Women at Work: Are We Happier?Kathleen Celmins
LinkedIn did a study about women at work. What do we want? Are we happier? Below is an infographic with the results.
I got the chance to speak with the LinkedIn Career expert, Nicole Williams, and here’s what I learned.
When they asked, “what do women want at work?” they were surprised that the majority of women are more interested in flexibility than power and prestige. The numbers have changed, even in the last four years, which surprised Williams.
Williams thinks it can be attributed to the fact that today, women understand that money isn’t everything. Nor is power. They’re coming to realize that their most valuable commodity is time.
Time does not Equal Money Anymore
The definition of success for women is changing, too. Now it means being able to not only just support but spend time with their families. Because time is worth more than money.
Women are Less Afraid to Ask for Comparable Pay
Williams also mentioned that women today are better negotiators. So, instead of being frustrated that they’re not getting paid the same as their (male) peers, they simply negotiate salaries that make them feel more like they’re on equal footing. They are no longer as dissatisfied with their pay scale.
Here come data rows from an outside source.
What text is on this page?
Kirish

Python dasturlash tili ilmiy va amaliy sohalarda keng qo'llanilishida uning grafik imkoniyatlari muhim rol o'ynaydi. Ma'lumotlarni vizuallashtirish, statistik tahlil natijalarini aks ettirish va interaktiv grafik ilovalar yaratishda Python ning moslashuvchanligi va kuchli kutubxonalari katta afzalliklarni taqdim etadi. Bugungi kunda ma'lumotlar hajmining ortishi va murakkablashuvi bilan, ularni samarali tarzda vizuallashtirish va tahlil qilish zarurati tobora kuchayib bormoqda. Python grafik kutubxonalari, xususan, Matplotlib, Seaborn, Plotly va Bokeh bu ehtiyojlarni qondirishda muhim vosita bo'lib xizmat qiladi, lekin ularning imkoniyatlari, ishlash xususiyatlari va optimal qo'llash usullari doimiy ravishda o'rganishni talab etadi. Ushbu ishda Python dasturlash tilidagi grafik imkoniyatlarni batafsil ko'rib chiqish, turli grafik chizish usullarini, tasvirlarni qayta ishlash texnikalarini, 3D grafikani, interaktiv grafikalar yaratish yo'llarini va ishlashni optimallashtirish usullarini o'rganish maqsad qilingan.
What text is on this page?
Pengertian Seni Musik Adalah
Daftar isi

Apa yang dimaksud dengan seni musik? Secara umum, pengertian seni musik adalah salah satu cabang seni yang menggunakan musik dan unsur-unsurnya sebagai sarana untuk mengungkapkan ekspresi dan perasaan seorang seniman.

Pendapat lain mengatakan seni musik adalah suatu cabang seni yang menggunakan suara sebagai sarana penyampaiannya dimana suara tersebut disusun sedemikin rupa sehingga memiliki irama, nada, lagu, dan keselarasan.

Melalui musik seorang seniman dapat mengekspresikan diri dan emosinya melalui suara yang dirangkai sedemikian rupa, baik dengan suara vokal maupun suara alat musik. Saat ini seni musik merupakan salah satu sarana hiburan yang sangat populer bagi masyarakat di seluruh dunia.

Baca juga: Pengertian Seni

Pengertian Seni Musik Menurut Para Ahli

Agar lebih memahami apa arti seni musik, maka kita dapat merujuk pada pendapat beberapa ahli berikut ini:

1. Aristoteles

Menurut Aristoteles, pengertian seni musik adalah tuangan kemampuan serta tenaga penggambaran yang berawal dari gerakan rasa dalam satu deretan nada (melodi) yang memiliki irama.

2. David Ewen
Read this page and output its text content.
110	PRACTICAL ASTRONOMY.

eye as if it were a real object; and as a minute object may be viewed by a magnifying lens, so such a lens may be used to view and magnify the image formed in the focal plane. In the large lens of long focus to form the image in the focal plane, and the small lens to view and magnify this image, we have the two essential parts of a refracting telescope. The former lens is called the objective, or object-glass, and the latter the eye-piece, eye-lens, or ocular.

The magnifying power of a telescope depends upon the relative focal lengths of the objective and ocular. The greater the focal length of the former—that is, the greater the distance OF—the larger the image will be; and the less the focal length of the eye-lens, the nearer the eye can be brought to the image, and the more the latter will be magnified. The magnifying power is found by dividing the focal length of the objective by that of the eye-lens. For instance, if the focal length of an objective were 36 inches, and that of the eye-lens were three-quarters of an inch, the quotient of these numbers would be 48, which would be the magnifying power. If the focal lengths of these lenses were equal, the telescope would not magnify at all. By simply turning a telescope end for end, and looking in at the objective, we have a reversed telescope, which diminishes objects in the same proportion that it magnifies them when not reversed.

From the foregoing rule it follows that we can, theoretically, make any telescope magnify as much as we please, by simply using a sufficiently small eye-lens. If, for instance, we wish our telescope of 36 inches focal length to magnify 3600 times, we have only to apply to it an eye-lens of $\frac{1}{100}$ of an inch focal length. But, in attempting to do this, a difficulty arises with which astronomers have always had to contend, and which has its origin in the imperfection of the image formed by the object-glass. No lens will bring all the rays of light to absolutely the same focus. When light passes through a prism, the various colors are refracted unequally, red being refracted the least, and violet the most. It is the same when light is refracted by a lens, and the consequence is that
Women Don’t Think Kids will Negatively Impact Their Career
The study showed that 69% of women who do not yet have children do not think that their careers will be negatively affected by their decision to have a family.
Women are Happier
This is a positive study. Women are happy and thriving in today’s workplace. Women are stronger and more competent. And today’s woman understands that she has a lot of opportunities.
At the end of our conversation, I asked Williams if the results of the study were reflected in her own life. She said yes, she noticed a switch herself. Four years ago she was chasing power and prestige and now, she has a family, and that changed her views, redefined her why, and she understands what she gives up in exchange for money. She’s happier, more satisfied, and no longer interested in power.